The Sybase database is located on the same server as the other CM components. It uses a simple schema consisting of a group of small, simple tables.
1. The JDBC adapter sends converted RDRs to the database to be stored in these tables.
2. Records can then be accessed using standard database query and reporting tools. (Cisco provides a template-based reporting tool that can generate reports on subscriber usage, network resource analysis, and traffic analysis; for information about the Service Control reporting tool, see the Cisco Service Control Application Reporter User Guide.)

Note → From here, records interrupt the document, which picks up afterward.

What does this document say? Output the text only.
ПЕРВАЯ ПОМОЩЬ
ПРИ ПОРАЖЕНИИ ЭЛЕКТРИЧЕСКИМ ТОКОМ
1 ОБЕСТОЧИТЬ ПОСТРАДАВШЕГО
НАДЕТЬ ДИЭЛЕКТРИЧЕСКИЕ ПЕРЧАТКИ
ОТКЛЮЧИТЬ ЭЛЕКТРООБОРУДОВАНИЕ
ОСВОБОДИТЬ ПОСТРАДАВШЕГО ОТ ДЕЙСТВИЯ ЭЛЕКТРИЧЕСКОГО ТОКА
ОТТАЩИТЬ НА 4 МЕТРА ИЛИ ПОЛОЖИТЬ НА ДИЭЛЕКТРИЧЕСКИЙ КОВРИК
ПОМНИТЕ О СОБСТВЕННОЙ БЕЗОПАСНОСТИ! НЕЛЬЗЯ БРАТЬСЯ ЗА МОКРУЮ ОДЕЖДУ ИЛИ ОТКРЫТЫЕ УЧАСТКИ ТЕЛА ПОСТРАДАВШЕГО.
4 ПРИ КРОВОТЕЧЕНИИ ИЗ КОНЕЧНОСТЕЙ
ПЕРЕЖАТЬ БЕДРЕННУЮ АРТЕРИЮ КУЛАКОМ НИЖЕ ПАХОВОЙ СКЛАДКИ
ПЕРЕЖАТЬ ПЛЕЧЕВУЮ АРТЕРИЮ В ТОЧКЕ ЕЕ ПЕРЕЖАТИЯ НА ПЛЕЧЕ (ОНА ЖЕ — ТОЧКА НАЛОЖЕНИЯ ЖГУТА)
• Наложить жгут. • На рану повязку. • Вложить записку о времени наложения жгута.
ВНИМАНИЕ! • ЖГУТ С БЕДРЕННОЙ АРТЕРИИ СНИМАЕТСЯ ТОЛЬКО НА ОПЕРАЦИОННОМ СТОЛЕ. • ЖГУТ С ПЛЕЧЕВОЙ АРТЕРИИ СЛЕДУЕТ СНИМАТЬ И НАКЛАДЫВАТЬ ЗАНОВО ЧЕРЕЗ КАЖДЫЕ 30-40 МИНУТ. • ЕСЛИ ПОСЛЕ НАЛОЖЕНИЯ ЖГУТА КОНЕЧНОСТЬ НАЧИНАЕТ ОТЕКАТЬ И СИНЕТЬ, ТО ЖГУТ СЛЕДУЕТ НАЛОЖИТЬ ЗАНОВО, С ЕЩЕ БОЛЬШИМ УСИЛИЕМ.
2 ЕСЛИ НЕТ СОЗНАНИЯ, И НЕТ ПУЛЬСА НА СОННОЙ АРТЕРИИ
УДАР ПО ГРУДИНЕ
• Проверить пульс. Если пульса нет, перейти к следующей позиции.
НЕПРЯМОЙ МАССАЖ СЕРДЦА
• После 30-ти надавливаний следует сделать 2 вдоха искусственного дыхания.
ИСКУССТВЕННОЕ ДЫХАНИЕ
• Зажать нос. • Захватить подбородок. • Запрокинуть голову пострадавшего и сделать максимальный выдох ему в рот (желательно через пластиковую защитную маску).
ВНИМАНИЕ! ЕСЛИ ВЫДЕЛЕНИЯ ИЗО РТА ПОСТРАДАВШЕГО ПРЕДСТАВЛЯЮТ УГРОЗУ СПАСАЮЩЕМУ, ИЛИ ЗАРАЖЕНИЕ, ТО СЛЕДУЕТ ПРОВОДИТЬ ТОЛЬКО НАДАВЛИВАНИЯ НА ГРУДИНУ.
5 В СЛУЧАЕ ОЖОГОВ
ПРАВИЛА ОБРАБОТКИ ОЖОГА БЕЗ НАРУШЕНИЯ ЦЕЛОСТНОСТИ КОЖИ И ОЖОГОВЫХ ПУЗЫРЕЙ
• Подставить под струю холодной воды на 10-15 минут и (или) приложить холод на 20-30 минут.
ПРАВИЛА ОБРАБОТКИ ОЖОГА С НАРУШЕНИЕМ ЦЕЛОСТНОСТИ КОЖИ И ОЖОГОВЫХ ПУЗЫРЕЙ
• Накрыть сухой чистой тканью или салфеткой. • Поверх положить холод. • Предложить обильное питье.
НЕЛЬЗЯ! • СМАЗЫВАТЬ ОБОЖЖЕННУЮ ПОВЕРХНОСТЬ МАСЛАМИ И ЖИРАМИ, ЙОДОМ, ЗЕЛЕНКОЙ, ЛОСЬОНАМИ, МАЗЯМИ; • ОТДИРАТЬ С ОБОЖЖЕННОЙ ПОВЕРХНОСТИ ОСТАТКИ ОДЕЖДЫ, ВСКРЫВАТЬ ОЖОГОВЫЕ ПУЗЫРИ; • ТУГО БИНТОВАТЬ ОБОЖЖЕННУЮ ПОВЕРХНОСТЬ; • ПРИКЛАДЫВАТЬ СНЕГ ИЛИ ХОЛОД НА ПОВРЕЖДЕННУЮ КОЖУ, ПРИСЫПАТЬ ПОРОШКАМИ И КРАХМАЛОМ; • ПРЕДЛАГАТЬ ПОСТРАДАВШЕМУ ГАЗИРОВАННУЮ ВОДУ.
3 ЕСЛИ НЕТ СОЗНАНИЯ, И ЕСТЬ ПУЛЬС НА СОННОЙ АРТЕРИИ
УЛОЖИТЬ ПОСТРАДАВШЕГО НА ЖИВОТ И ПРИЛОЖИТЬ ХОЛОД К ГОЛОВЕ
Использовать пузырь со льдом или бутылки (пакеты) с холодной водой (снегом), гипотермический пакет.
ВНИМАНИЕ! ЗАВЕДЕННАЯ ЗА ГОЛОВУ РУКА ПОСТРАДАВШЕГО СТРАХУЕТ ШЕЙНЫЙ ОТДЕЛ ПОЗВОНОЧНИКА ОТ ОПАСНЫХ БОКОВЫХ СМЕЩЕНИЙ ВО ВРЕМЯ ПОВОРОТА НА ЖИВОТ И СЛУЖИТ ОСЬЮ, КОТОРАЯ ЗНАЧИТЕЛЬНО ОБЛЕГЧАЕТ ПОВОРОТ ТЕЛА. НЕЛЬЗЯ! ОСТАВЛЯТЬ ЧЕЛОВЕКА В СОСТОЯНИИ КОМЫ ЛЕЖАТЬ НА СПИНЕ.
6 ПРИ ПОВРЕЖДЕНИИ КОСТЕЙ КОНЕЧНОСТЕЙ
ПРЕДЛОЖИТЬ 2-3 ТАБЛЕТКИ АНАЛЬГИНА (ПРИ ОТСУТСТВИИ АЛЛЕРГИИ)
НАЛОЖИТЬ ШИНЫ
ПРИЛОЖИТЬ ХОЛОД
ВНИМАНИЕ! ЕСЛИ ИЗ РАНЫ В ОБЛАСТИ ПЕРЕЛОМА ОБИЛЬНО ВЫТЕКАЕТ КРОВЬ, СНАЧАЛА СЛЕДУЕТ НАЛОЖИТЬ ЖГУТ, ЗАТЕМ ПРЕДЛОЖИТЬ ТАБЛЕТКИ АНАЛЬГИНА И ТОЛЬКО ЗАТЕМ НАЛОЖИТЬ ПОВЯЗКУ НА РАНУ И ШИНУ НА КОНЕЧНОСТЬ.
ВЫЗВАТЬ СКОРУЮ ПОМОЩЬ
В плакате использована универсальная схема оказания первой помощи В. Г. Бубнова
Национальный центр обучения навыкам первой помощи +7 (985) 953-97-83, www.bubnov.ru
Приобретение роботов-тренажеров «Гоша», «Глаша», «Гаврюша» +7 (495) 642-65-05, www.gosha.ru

Database maintenance is performed using operating system commands and scripts. The CM supports automatic purging of old records from the bundled database. By default, the report tables are automatically purged of every record that is more than two weeks old. The records are polled once every hour. Database maintenance can be configured using the dbperiodic.py utility script. For more information, see Managing the Periodic Deletion of Old Records.
Using an External Database
Any JDBC-compliant database (for example, Oracle or MySQL) may be used with the CM in conjunction with the JDBC adapter. In this case, the database can be local or remote. You should:
•Configure the JDBC adapter to use this database
•Configure a database pack to supply the CM with the parameters of the database (such as its IP address and port).
•Supply a JDBC driver for the database, to be used by the adapter when connecting to it.
For details about configuring the CM to work with an external database, see Managing Databases and the Comma Separated Value Repository.